It is nine o’clock in the evening and the night is just beginning in one popular area of Phnom Penh, Cambodia. One multistorey building offers a range of entertainment options: diners enjoy a meal on the ground floor, the bars in the middle level vibrate with popular songs and on the top floor is a hotel.
However, in one corner, next to several karaoke rooms, a serious conversation is taking place. It seems out of context amid the high-pitched laughter, strobe lights, brightly dressed women and male customers. Five entertainment workers are sitting on a sofa talking about why they don’t get tested for HIV.
One woman said, “I don’t know where to go.”
A co-worker agreed and added, “I daren’t go. I am too afraid.”
Their interviewer is 22-year-old Rath Chan Molika. She recently quit her job as an entertainment worker and is now an outreach worker and counsellor with the SMARTgirl programme. She explained why the women working in the karaoke parlour feared public health clinics. “First of all, it’s because they’re scared to go alone,” she says. “Secondly, they’re afraid of the needle and blood.”
There were an estimated 34 000 entertainment workers in Cambodia in 2015, meeting clients in hotels, karaoke parlours, beer gardens, casinos and massage parlours. Unprotected sexual relations with male customers can place some women at higher risk of HIV.
“Some go out with customers without using a condom correctly and consistently. And sometimes they use drugs together, sharing needles and syringes, which increases their risk of HIV,” said Ms Molika.
As part of her job with the SMARTgirl programme, she informs entertainment workers about how to protect themselves from HIV and other sexually transmitted infections and unintended pregnancy. While HIV peer counselling in entertainment establishments has been conducted for a few years, Ms Molika is participating in a highly innovative HIV testing programme.
When the group counselling session ends, she breaks away and in a separate room welcomes Mao Soma. The two women chat quietly for a moment. Ms Molika has been trained to provide pre- and post-HIV-test counselling and to conduct a rapid finger prick test. While Ms Soma winces as the needle pricks her finger, the procedure is over before long. Within 15 minutes there is a result, which suits Ms Soma. “The test is quick and I can get the result immediately,” she says.
Cambodia’s AIDS epidemic is concentrated in key populations
As in many other countries in the region, Cambodia’s AIDS epidemic is concentrated in key populations at higher risk of HIV, which includes entertainment workers, gay men and other men who have sex with men, transgender people and people who inject drugs.
“The government of Cambodia gives importance to collaboration with civil society and also with local people at the community level,” says Ieng Mouly, the Chair of the National AIDS Authority.
Technological innovation in HIV testing
The government, civil society partners and international organizations are now promoting rapid finger prick testing for key populations to replace traditional tests that require laboratory analysis.
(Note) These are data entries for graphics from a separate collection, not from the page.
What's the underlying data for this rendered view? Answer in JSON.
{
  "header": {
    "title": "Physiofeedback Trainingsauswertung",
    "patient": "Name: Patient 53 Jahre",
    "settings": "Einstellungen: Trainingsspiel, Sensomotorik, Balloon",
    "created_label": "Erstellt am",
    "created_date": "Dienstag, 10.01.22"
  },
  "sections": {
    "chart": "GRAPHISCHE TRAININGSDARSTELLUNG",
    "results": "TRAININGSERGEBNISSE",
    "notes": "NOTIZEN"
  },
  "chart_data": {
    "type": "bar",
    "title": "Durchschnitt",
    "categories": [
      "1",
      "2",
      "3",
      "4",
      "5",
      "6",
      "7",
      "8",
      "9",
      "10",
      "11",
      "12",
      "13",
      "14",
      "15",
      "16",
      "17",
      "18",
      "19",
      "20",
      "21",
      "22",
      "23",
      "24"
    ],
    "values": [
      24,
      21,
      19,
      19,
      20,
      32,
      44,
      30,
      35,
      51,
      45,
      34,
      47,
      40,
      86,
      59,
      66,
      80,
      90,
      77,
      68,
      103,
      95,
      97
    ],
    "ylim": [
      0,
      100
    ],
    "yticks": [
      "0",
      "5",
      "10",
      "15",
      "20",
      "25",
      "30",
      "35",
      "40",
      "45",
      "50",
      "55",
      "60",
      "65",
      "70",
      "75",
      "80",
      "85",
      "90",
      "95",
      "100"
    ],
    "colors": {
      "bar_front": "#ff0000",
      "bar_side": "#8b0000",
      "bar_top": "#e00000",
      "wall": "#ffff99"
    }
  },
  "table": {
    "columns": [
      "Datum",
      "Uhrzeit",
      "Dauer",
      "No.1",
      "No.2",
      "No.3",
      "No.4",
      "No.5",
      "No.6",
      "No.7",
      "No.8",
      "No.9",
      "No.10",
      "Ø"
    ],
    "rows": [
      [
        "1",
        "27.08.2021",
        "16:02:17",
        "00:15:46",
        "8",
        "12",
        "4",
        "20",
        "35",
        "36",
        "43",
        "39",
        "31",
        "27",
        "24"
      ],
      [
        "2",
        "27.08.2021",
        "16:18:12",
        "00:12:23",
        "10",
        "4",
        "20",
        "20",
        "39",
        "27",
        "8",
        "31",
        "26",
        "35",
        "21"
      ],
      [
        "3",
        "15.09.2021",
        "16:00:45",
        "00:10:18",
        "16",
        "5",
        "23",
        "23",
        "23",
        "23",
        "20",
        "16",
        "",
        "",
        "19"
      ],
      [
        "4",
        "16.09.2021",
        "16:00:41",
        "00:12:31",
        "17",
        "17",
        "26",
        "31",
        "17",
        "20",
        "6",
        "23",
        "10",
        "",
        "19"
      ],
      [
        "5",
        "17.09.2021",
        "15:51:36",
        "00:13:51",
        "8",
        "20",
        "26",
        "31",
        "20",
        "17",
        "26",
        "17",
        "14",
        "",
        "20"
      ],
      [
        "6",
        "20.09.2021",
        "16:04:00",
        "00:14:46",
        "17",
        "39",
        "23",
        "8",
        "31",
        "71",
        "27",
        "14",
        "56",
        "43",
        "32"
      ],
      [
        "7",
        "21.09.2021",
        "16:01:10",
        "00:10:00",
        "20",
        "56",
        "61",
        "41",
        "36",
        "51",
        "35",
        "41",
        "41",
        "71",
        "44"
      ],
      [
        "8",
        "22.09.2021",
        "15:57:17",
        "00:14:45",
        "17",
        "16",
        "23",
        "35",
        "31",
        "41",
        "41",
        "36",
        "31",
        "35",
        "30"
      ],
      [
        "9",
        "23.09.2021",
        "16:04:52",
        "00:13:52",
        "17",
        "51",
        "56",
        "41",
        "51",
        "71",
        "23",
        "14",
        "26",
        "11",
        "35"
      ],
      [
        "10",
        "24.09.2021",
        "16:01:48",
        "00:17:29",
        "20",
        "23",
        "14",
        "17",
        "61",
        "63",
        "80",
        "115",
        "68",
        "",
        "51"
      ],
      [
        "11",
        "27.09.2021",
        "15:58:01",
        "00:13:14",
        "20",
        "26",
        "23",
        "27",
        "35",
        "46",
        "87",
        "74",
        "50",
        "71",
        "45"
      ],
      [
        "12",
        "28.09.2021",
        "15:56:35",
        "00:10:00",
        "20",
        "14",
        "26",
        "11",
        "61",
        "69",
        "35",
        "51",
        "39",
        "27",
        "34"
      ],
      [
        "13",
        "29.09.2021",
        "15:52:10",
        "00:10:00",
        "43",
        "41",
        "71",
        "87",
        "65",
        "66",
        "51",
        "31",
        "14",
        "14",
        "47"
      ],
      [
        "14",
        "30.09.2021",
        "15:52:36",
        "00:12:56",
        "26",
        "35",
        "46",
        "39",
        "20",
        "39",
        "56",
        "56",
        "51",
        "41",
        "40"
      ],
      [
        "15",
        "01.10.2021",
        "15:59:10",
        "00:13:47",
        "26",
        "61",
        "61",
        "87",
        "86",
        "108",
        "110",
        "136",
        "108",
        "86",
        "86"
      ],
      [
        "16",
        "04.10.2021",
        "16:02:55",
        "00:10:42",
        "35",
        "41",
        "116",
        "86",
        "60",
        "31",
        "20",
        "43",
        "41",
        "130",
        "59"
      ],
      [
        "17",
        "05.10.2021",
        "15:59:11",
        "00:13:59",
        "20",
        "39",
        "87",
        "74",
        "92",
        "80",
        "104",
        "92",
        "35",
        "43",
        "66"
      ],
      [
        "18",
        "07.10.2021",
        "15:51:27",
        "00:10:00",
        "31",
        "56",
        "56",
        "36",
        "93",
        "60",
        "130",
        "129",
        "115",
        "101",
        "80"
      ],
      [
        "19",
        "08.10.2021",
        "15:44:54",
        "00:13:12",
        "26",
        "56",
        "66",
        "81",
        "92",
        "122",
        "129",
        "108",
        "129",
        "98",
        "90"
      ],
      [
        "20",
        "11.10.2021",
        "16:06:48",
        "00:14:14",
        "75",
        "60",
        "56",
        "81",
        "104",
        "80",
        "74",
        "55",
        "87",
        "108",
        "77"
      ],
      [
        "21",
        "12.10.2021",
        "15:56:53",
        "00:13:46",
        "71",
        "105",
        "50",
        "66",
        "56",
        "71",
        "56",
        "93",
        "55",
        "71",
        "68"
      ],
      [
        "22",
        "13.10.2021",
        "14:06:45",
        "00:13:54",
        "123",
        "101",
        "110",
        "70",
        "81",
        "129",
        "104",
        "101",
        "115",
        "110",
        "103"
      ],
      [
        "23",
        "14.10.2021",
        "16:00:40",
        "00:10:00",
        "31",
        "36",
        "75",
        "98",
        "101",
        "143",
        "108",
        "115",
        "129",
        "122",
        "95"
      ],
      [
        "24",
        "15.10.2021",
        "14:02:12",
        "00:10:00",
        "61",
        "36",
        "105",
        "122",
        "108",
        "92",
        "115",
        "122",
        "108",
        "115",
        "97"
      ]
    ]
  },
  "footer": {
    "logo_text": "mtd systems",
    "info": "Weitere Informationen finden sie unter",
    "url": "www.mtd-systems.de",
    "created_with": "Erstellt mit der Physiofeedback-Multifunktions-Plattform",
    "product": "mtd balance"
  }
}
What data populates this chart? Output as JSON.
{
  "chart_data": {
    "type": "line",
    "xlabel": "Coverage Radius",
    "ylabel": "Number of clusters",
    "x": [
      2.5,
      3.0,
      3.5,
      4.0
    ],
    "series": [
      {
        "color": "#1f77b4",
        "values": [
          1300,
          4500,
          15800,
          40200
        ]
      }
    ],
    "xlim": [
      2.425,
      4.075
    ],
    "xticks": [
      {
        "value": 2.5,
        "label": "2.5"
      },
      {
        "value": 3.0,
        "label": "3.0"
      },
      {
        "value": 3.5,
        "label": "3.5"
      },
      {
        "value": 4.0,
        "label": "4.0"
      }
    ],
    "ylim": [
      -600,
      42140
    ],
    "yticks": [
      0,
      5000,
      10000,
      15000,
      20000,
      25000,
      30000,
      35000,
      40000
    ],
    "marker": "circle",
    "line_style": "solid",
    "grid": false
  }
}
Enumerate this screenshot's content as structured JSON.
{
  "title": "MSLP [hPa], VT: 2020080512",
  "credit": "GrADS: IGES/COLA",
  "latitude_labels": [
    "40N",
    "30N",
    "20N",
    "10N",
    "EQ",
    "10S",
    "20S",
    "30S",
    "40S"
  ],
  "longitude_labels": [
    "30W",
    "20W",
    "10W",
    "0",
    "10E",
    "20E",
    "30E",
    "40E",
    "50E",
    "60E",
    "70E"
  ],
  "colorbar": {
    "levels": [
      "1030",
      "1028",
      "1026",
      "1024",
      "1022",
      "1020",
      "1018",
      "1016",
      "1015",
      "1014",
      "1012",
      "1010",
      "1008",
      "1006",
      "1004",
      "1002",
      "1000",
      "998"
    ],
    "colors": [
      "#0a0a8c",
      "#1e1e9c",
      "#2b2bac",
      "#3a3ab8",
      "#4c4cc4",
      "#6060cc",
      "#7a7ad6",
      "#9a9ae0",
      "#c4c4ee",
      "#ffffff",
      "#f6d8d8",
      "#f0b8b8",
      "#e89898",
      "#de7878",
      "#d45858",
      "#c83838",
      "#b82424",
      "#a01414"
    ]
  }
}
“Bringing the facility close to the people is always best. People don’t have to depend on sophisticated laboratory equipment,” explains Ly Penh Sun, the Director of the National Centre for HIV/AIDS, Dermatology and STD.
“The people who are conducting the tests are familiar with the people they are testing. They can interact more. They can support each other,” says Choub Sok Chamreun, of the nongovernmental organization Khana, which provides HIV prevention, care and support services at the community level.
The need for community-based approaches
This community-based HIV testing programme is one of the first of its kind in the Asia and the Pacific region. Across the region, HIV testing coverage among key populations is low. While many countries have scaled up HIV testing in health clinics, representatives of civil society have called for more community-based approaches, focusing on key populations, who often do not attend health clinics.
The results from the Cambodian model are encouraging. Over the past year, implementers reported that more than 36 000 people from key populations were tested, 80% more than in 2014. If a person has a positive reaction on a first rapid screening test, they are accompanied by outreach workers to health facilities for confirmatory tests. Once a medical professional confirms the result, the person has access to HIV treatment.
To improve their efforts to find more people living with HIV, implementation partners are retooling the programme to intensify outreach to people at the highest risk within each key population.
“The plan is to modify the outreach guidelines to the populations at highest risk and intensify targeted outreach activity, as well as active case management, to register and retain the people who were found to be HIV-positive, to ensure they receive treatment,” says Mr Sun.